I had finished the distributed training across multiple PC with multiple worker , each worker have their own checkpoint folder specific as well, question i’m not sure is , how to export model for inference with cluster case ??
Check each worker checkpoint file and see which one have latest checkpoint file and export model ??? any suggestion ?
Hi @chesterkuo, How did u add server ip for distributed training.
I did this but i encounter errors, maybe I am not doing wright way. Can you point what’s wong in this script.
The error is on --ps_host parameter. If its not that way to assign parameter server, how should i do. And, my error is:
Traceback (most recent call last):
File "DeepSpeech.py", line 1838, in <module>
tf.app.run()
File "/home/maybe/anaconda3/envs/asr/lib/python3.6/site-packages/tensorflow/python/platform/app.py", line 126, in run
_sys.exit(main(argv))
File "DeepSpeech.py", line 1795, in main
train()
File "DeepSpeech.py", line 1501, in train
results_tuple, gradients, mean_edit_distance, loss = get_tower_results(model_feeder, optimizer)
File "DeepSpeech.py", line 633, in get_tower_results
device = tf.train.replica_device_setter(worker_device=available_devices[i], cluster=cluster)
File "/home/maybe/anaconda3/envs/asr/lib/python3.6/site-packages/tensorflow/python/training/device_setter.py", line 197, in replica_device_setter
cluster_spec = cluster.as_dict()
File "/home/maybe/anaconda3/envs/asr/lib/python3.6/site-packages/tensorflow/python/training/server_lib.py", line 334, in as_dict
if max(task_indices) + 1 == len(task_indices):
ValueError: max() arg is an empty sequence
Hi @Tilman_Kamp , the rest of the script are same. Just changed the port of the coordinator.
And, I was getting this Error trace.
In worker machine:
Instructions for updating:
Use the retry module or similar alternatives.

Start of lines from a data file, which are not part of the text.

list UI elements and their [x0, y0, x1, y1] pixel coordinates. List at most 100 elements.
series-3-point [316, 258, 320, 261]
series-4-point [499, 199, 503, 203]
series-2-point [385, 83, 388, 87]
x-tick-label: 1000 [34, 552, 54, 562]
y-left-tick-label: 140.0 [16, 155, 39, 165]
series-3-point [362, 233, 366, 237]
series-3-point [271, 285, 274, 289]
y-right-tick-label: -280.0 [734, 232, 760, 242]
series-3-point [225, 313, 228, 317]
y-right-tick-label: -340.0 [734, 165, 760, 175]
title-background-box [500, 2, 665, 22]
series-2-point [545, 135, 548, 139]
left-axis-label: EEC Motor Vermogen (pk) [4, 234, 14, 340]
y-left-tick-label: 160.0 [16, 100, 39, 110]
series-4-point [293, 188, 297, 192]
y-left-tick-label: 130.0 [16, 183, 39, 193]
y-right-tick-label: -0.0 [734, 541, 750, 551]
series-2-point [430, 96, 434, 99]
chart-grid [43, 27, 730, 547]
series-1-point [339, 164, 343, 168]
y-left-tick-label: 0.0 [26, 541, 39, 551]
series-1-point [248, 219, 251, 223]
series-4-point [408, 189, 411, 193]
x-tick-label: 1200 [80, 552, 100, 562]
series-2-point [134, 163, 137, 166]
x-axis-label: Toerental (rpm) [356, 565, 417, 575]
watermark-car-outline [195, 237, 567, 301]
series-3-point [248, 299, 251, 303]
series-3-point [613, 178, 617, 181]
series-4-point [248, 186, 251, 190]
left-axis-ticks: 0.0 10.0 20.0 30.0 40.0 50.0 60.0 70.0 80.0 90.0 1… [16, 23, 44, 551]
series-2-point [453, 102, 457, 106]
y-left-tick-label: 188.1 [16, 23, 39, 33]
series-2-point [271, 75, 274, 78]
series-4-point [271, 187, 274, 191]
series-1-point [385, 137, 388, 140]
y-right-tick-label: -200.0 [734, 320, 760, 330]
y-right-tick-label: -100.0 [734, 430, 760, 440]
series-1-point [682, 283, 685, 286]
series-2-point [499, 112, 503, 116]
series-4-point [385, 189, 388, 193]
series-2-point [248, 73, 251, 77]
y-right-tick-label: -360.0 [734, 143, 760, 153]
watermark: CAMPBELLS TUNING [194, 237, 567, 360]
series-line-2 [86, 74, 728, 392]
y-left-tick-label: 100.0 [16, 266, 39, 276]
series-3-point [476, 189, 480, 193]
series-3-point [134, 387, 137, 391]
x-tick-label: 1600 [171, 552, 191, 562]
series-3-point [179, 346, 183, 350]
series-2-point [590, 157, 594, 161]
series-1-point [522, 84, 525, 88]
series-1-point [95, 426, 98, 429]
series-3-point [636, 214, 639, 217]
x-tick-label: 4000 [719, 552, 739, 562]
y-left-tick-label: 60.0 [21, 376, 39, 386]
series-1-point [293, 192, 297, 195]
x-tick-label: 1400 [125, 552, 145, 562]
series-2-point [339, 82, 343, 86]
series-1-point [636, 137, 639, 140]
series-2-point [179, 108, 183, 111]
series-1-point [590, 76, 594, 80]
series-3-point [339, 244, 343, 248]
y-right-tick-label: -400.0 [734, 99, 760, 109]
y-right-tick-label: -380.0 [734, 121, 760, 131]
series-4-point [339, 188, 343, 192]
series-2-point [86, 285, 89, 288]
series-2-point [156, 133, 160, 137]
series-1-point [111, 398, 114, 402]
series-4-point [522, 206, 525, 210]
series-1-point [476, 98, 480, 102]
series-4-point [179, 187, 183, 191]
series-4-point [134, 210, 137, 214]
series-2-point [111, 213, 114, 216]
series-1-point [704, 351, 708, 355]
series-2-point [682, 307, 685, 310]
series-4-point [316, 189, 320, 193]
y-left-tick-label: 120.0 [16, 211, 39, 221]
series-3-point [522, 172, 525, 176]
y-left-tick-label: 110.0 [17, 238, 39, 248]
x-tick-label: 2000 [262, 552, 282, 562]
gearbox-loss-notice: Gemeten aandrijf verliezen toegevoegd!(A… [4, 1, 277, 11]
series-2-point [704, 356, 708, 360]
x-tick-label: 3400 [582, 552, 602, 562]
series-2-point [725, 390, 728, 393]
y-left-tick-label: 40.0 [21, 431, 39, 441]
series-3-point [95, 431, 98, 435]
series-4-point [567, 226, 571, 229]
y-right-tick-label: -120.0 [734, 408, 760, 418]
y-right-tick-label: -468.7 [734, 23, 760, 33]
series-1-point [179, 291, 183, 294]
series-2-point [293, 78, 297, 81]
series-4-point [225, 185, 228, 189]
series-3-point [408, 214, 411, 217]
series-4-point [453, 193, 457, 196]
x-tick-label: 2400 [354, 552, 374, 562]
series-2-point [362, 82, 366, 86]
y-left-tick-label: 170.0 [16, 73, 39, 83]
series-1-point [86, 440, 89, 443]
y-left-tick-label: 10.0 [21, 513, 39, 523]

E0523 11:47:02.841798575 86717 server_chttp2.cc:38] {“created”:“@1527076022.841733775”,“description”:“No address added out of total 1 resolved”,“file”:“external/grpc/src/core/ext/transport/chttp2/server/chttp2_server.cc”,“file_line”:302,“referenced_errors”:[{“created”:“@1527076022.841731175”,“description”:“Failed to add any wildcard listeners”,“file”:“external/grpc/src/core/lib/iomgr/tcp_server_posix.cc”,“file_line”:337,“referenced_errors”:[{“created”:“@1527076022.841714076”,“description”:“Unable to configure socket”,“fd”:53,“file”:“external/grpc/src/core/lib/iomgr/tcp_server_utils_posix_common.cc”,“file_line”:200,“referenced_errors”:[{“created”:“@1527076022.841709676”,“description”:“OS Error”,“errno”:98,“file”:“external/grpc/src/core/lib/iomgr/tcp_server_utils_posix_common.cc”,“file_line”:173,“os_error”:“Address already in use”,“syscall”:“bind”}]},{“created”:“@1527076022.841730775”,“description”:“Unable to configure socket”,“fd”:53,“file”:“external/grpc/src/core/lib/iomgr/tcp_server_utils_posix_common.cc”,“file_line”:200,“referenced_errors”:[{“created”:“@1527076022.841727075”,“description”:“OS Error”,“errno”:98,“file”:“external/grpc/src/core/lib/iomgr/tcp_server_utils_posix_common.cc”,“file_line”:173,“os_error”:“Address already in use”,“syscall”:“bind”}]}]}]}
Traceback (most recent call last):
File “DeepSpeech.py”, line 1838, in
tf.app.run()
File “/home/maybe/anaconda3/envs/asr/lib/python3.6/site-packages/tensorflow/python/platform/app.py”, line 126, in run
_sys.exit(main(argv))
File “DeepSpeech.py”, line 1799, in main
server = tf.train.Server(cluster, job_name=FLAGS.job_name, task_index=FLAGS.task_index)
File “/home/maybe/anaconda3/envs/asr/lib/python3.6/site-packages/tensorflow/python/training/server_lib.py”, line 147, in init
self._server_def.SerializeToString(), status)
File “/home/maybe/anaconda3/envs/asr/lib/python3.6/site-packages/tensorflow/python/framework/errors_impl.py”, line 516, in exit
c_api.TF_GetCode(self.status.status))
tensorflow.python.framework.errors_impl.UnknownError: Could not start gRPC server
and in Host machine (PS), it doesn’t show anything than this,
Instructions for updating:
Use the retry module or similar alternatives.
Oh, Never-mind @Tilman_Kamp, It was in the background consuming that port. I killed the process, now, I think it started to train.
Yea, I changed the coordinator port and I think it works fine. Thanks @Tilman_Kamp.